Przyczyny protestów na świecie
Jesienią 2019 r. wybuchły na świecie protesty mające kilka cech wspólnych. To m.in. poczucie nierówności finansowej, jak w Ekwadorze (przyczyną było zniesienie przez rząd obowiązujących od 40 lat dopłat do cen paliw) i Chile (podwyżka cen transportu publicznego). W Libanie plany opodatkowania połączeń w aplikacji WhatsApp wywołały protesty związane z problemami gospodarczymi, nierównością finansową i korupcją władzy. Mieszkańcy Iraku chcą obalić system polityczny, w ramach którego politycy korzystają z funduszy publicznych, a na stanowiska mianują osoby na podstawie kryterium etnicznego lub opartego na podziałach religijnych (sposób zapisany w konstytucji, zgodny z modelem demokracji konsensualnej). Niezgoda na reformatorską politykę Abiya Ahmeda Aliego, laureata Pokojowej Nagrody Nobla, oraz napięcia między wieloma grupami etnicznymi doprowadziły do zamieszek w Etiopii. Protesty przeciwko korupcji w rządzie miały również miejsce w Egipcie.

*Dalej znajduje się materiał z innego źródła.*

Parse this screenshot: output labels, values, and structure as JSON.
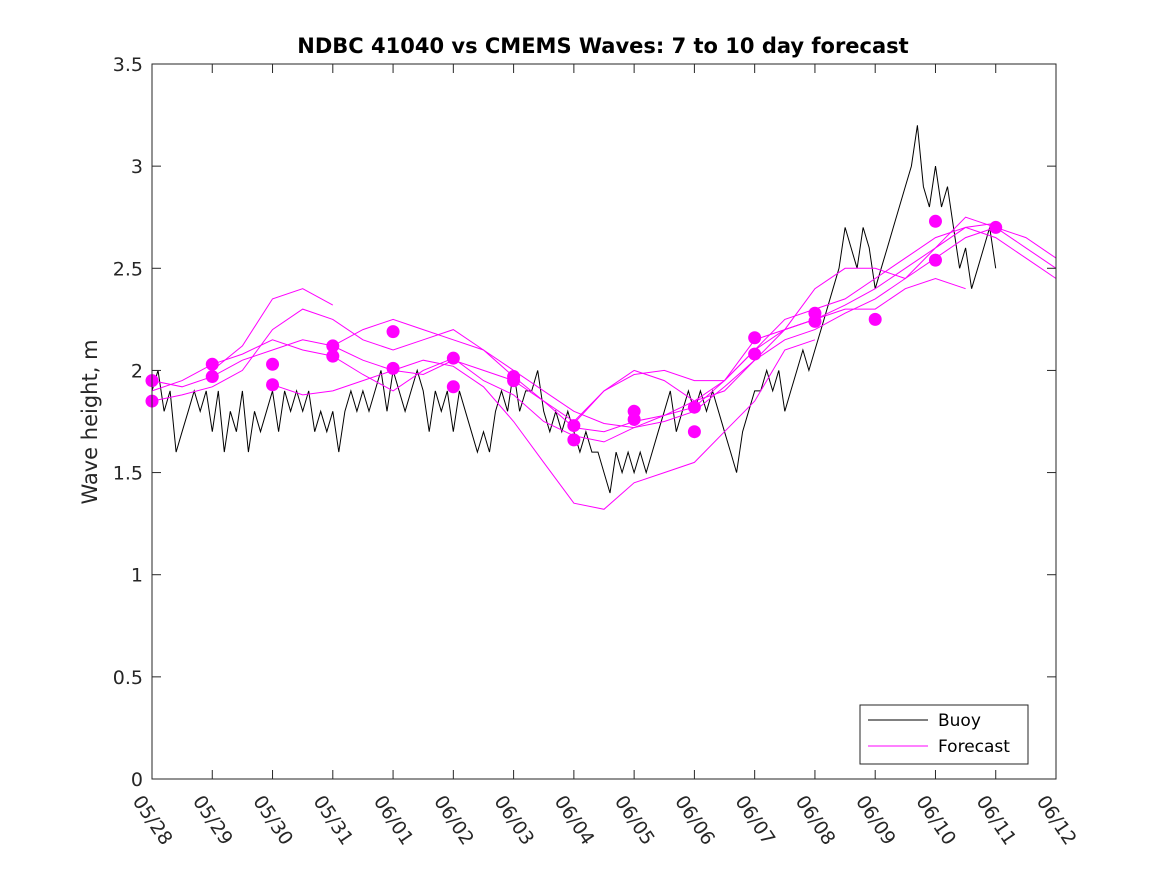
{
  "chart_data": {
    "type": "line",
    "title": "NDBC 41040 vs CMEMS Waves: 7 to 10 day forecast",
    "xlabel": "",
    "ylabel": "Wave height, m",
    "x_ticks": [
      "05/28",
      "05/29",
      "05/30",
      "05/31",
      "06/01",
      "06/02",
      "06/03",
      "06/04",
      "06/05",
      "06/06",
      "06/07",
      "06/08",
      "06/09",
      "06/10",
      "06/11",
      "06/12"
    ],
    "xlim_days": [
      0,
      15
    ],
    "ylim": [
      0,
      3.5
    ],
    "y_ticks": [
      0,
      0.5,
      1,
      1.5,
      2,
      2.5,
      3,
      3.5
    ],
    "y_tick_labels": [
      "0",
      "0.5",
      "1",
      "1.5",
      "2",
      "2.5",
      "3",
      "3.5"
    ],
    "grid": false,
    "legend_position": "bottom-right",
    "colors": {
      "buoy": "#000000",
      "forecast": "#ff00ff",
      "axis": "#262626"
    },
    "series": [
      {
        "name": "Buoy",
        "color": "#000000",
        "x": [
          0,
          0.1,
          0.2,
          0.3,
          0.4,
          0.5,
          0.6,
          0.7,
          0.8,
          0.9,
          1.0,
          1.1,
          1.2,
          1.3,
          1.4,
          1.5,
          1.6,
          1.7,
          1.8,
          1.9,
          2.0,
          2.1,
          2.2,
          2.3,
          2.4,
          2.5,
          2.6,
          2.7,
          2.8,
          2.9,
          3.0,
          3.1,
          3.2,
          3.3,
          3.4,
          3.5,
          3.6,
          3.7,
          3.8,
          3.9,
          4.0,
          4.1,
          4.2,
          4.3,
          4.4,
          4.5,
          4.6,
          4.7,
          4.8,
          4.9,
          5.0,
          5.1,
          5.2,
          5.3,
          5.4,
          5.5,
          5.6,
          5.7,
          5.8,
          5.9,
          6.0,
          6.1,
          6.2,
          6.3,
          6.4,
          6.5,
          6.6,
          6.7,
          6.8,
          6.9,
          7.0,
          7.1,
          7.2,
          7.3,
          7.4,
          7.5,
          7.6,
          7.7,
          7.8,
          7.9,
          8.0,
          8.1,
          8.2,
          8.3,
          8.4,
          8.5,
          8.6,
          8.7,
          8.8,
          8.9,
          9.0,
          9.1,
          9.2,
          9.3,
          9.4,
          9.5,
          9.6,
          9.7,
          9.8,
          9.9,
          10.0,
          10.1,
          10.2,
          10.3,
          10.4,
          10.5,
          10.6,
          10.7,
          10.8,
          10.9,
          11.0,
          11.1,
          11.2,
          11.3,
          11.4,
          11.5,
          11.6,
          11.7,
          11.8,
          11.9,
          12.0,
          12.1,
          12.2,
          12.3,
          12.4,
          12.5,
          12.6,
          12.7,
          12.8,
          12.9,
          13.0,
          13.1,
          13.2,
          13.3,
          13.4,
          13.5,
          13.6,
          13.7,
          13.8,
          13.9,
          14.0
        ],
        "values": [
          1.9,
          2.0,
          1.8,
          1.9,
          1.6,
          1.7,
          1.8,
          1.9,
          1.8,
          1.9,
          1.7,
          1.9,
          1.6,
          1.8,
          1.7,
          1.9,
          1.6,
          1.8,
          1.7,
          1.8,
          1.9,
          1.7,
          1.9,
          1.8,
          1.9,
          1.8,
          1.9,
          1.7,
          1.8,
          1.7,
          1.8,
          1.6,
          1.8,
          1.9,
          1.8,
          1.9,
          1.8,
          1.9,
          2.0,
          1.8,
          2.0,
          1.9,
          1.8,
          1.9,
          2.0,
          1.9,
          1.7,
          1.9,
          1.8,
          1.9,
          1.7,
          1.9,
          1.8,
          1.7,
          1.6,
          1.7,
          1.6,
          1.8,
          1.9,
          1.8,
          2.0,
          1.8,
          1.9,
          1.9,
          2.0,
          1.8,
          1.7,
          1.8,
          1.7,
          1.8,
          1.7,
          1.6,
          1.7,
          1.6,
          1.6,
          1.5,
          1.4,
          1.6,
          1.5,
          1.6,
          1.5,
          1.6,
          1.5,
          1.6,
          1.7,
          1.8,
          1.9,
          1.7,
          1.8,
          1.9,
          1.8,
          1.9,
          1.8,
          1.9,
          1.8,
          1.7,
          1.6,
          1.5,
          1.7,
          1.8,
          1.9,
          1.9,
          2.0,
          1.9,
          2.0,
          1.8,
          1.9,
          2.0,
          2.1,
          2.0,
          2.1,
          2.2,
          2.3,
          2.4,
          2.5,
          2.7,
          2.6,
          2.5,
          2.7,
          2.6,
          2.4,
          2.5,
          2.6,
          2.7,
          2.8,
          2.9,
          3.0,
          3.2,
          2.9,
          2.8,
          3.0,
          2.8,
          2.9,
          2.7,
          2.5,
          2.6,
          2.4,
          2.5,
          2.6,
          2.7,
          2.5
        ]
      },
      {
        "name": "Forecast",
        "color": "#ff00ff",
        "x": [
          0,
          0.5,
          1,
          1.5,
          2,
          2.5,
          3,
          3.5,
          4,
          4.5,
          5,
          5.5,
          6,
          6.5,
          7,
          7.5,
          8,
          8.5,
          9,
          9.5,
          10,
          10.5,
          11,
          11.5,
          12,
          12.5,
          13,
          13.5,
          14,
          14.5,
          15
        ],
        "values": [
          1.95,
          1.92,
          1.97,
          2.05,
          2.1,
          2.15,
          2.12,
          2.05,
          2.0,
          1.98,
          2.05,
          2.0,
          1.95,
          1.85,
          1.72,
          1.7,
          1.75,
          1.78,
          1.82,
          1.95,
          2.1,
          2.25,
          2.3,
          2.35,
          2.45,
          2.55,
          2.65,
          2.7,
          2.65,
          2.55,
          2.45
        ]
      },
      {
        "name": "",
        "color": "#ff00ff",
        "x": [
          0,
          0.5,
          1,
          1.5,
          2,
          2.5,
          3,
          3.5,
          4,
          4.5,
          5,
          5.5,
          6,
          6.5,
          7,
          7.5,
          8,
          8.5,
          9,
          9.5,
          10,
          10.5,
          11,
          11.5,
          12,
          12.5,
          13,
          13.5,
          14,
          14.5,
          15
        ],
        "values": [
          1.85,
          1.88,
          1.92,
          2.0,
          2.2,
          2.3,
          2.25,
          2.15,
          2.1,
          2.15,
          2.2,
          2.1,
          2.0,
          1.9,
          1.8,
          1.74,
          1.72,
          1.78,
          1.85,
          1.95,
          2.15,
          2.2,
          2.25,
          2.32,
          2.4,
          2.5,
          2.6,
          2.75,
          2.7,
          2.6,
          2.5
        ]
      },
      {
        "name": "",
        "color": "#ff00ff",
        "x": [
          0,
          0.5,
          1,
          1.5,
          2,
          2.5,
          3,
          3.5,
          4,
          4.5,
          5,
          5.5,
          6,
          6.5,
          7,
          7.5,
          8,
          8.5,
          9,
          9.5,
          10,
          10.5,
          11,
          11.5,
          12,
          12.5,
          13,
          13.5,
          14,
          14.5,
          15
        ],
        "values": [
          1.9,
          1.95,
          2.03,
          2.08,
          2.15,
          2.1,
          2.07,
          1.98,
          1.9,
          2.0,
          2.06,
          1.95,
          1.88,
          1.75,
          1.68,
          1.65,
          1.72,
          1.75,
          1.8,
          1.92,
          2.05,
          2.15,
          2.2,
          2.28,
          2.35,
          2.45,
          2.55,
          2.65,
          2.7,
          2.65,
          2.55
        ]
      },
      {
        "name": "",
        "color": "#ff00ff",
        "x": [
          1,
          1.5,
          2,
          2.5,
          3
        ],
        "values": [
          2.0,
          2.12,
          2.35,
          2.4,
          2.32
        ]
      },
      {
        "name": "",
        "color": "#ff00ff",
        "x": [
          2,
          2.5,
          3,
          3.5,
          4,
          4.5,
          5,
          5.5,
          6,
          6.5,
          7,
          7.5,
          8,
          8.5,
          9,
          9.5,
          10,
          10.5,
          11
        ],
        "values": [
          1.93,
          1.88,
          1.9,
          1.95,
          2.0,
          2.05,
          2.02,
          1.92,
          1.75,
          1.55,
          1.35,
          1.32,
          1.45,
          1.5,
          1.55,
          1.7,
          1.85,
          2.1,
          2.15
        ]
      },
      {
        "name": "",
        "color": "#ff00ff",
        "x": [
          3,
          3.5,
          4,
          4.5,
          5,
          5.5,
          6,
          6.5,
          7,
          7.5,
          8,
          8.5,
          9,
          9.5,
          10,
          10.5,
          11,
          11.5,
          12,
          12.5,
          13,
          13.5,
          14
        ],
        "values": [
          2.12,
          2.2,
          2.25,
          2.2,
          2.15,
          2.1,
          1.97,
          1.85,
          1.75,
          1.9,
          1.98,
          2.0,
          1.95,
          1.95,
          2.1,
          2.2,
          2.4,
          2.5,
          2.5,
          2.45,
          2.6,
          2.7,
          2.72
        ]
      },
      {
        "name": "",
        "color": "#ff00ff",
        "x": [
          7,
          7.5,
          8,
          8.5,
          9,
          9.5,
          10,
          10.5,
          11,
          11.5,
          12,
          12.5,
          13,
          13.5
        ],
        "values": [
          1.74,
          1.9,
          2.0,
          1.95,
          1.85,
          1.9,
          2.05,
          2.2,
          2.25,
          2.3,
          2.3,
          2.4,
          2.45,
          2.4
        ]
      }
    ],
    "markers": {
      "color": "#ff00ff",
      "x": [
        0,
        0,
        1,
        1,
        2,
        2,
        3,
        3,
        4,
        4,
        5,
        5,
        6,
        6,
        7,
        7,
        8,
        8,
        9,
        9,
        10,
        10,
        11,
        11,
        12,
        13,
        13,
        14
      ],
      "values": [
        1.95,
        1.85,
        2.03,
        1.97,
        2.03,
        1.93,
        2.12,
        2.07,
        2.19,
        2.01,
        2.06,
        1.92,
        1.97,
        1.95,
        1.73,
        1.66,
        1.8,
        1.76,
        1.82,
        1.7,
        2.16,
        2.08,
        2.28,
        2.24,
        2.25,
        2.73,
        2.54,
        2.7
      ]
    },
    "legend": [
      "Buoy",
      "Forecast"
    ]
  }
}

Mieszkańcy Hongkongu i Katalonii protestują, ponieważ czują się niewolnikami systemu politycznego, w którym żyją. W Hongkongu powodem niezadowolenia był projekt ustawy, która w określonych okolicznościach pozwoliłaby na ekstradycję podejrzanych o przestępstwa do Chin kontynentalnych. W Katalonii przyczyną demonstracji był wyrok hiszpańskiego sądu skazujący na kary więzienia dziewięciu polityków, którzy w 2017 r. zorganizowali nielegalne referendum niepodległościowe. W Boliwii protesty wybuchły po informacji opozycji, że wyniki wyborów prezydenckich zostały sfałszowane, dzięki czemu wygrał Evo Morales. Na całym świecie odbywają się również demonstracje związane z kryzysem klimatycznym i środowiskiem.
Liczba protestów gwałtownie wzrosła, ponieważ wpłynęło na to kilka czynników: spowolnienie światowej gospodarki, rosnące rozwarstwienie finansowe oraz wzrost liczby młodzieży sfrustrowanej rzeczywistością. Obecnie ok. 41% globalnej populacji ma 24 lata lub mniej. Mniej niż 15 lat ma 41% osób mieszkających w Afryce i po 25% – w Azji i Ameryce Łacińskiej. Dostęp do internetu i znajomość języka angielskiego ułatwiają młodym ludziom organizację protestów.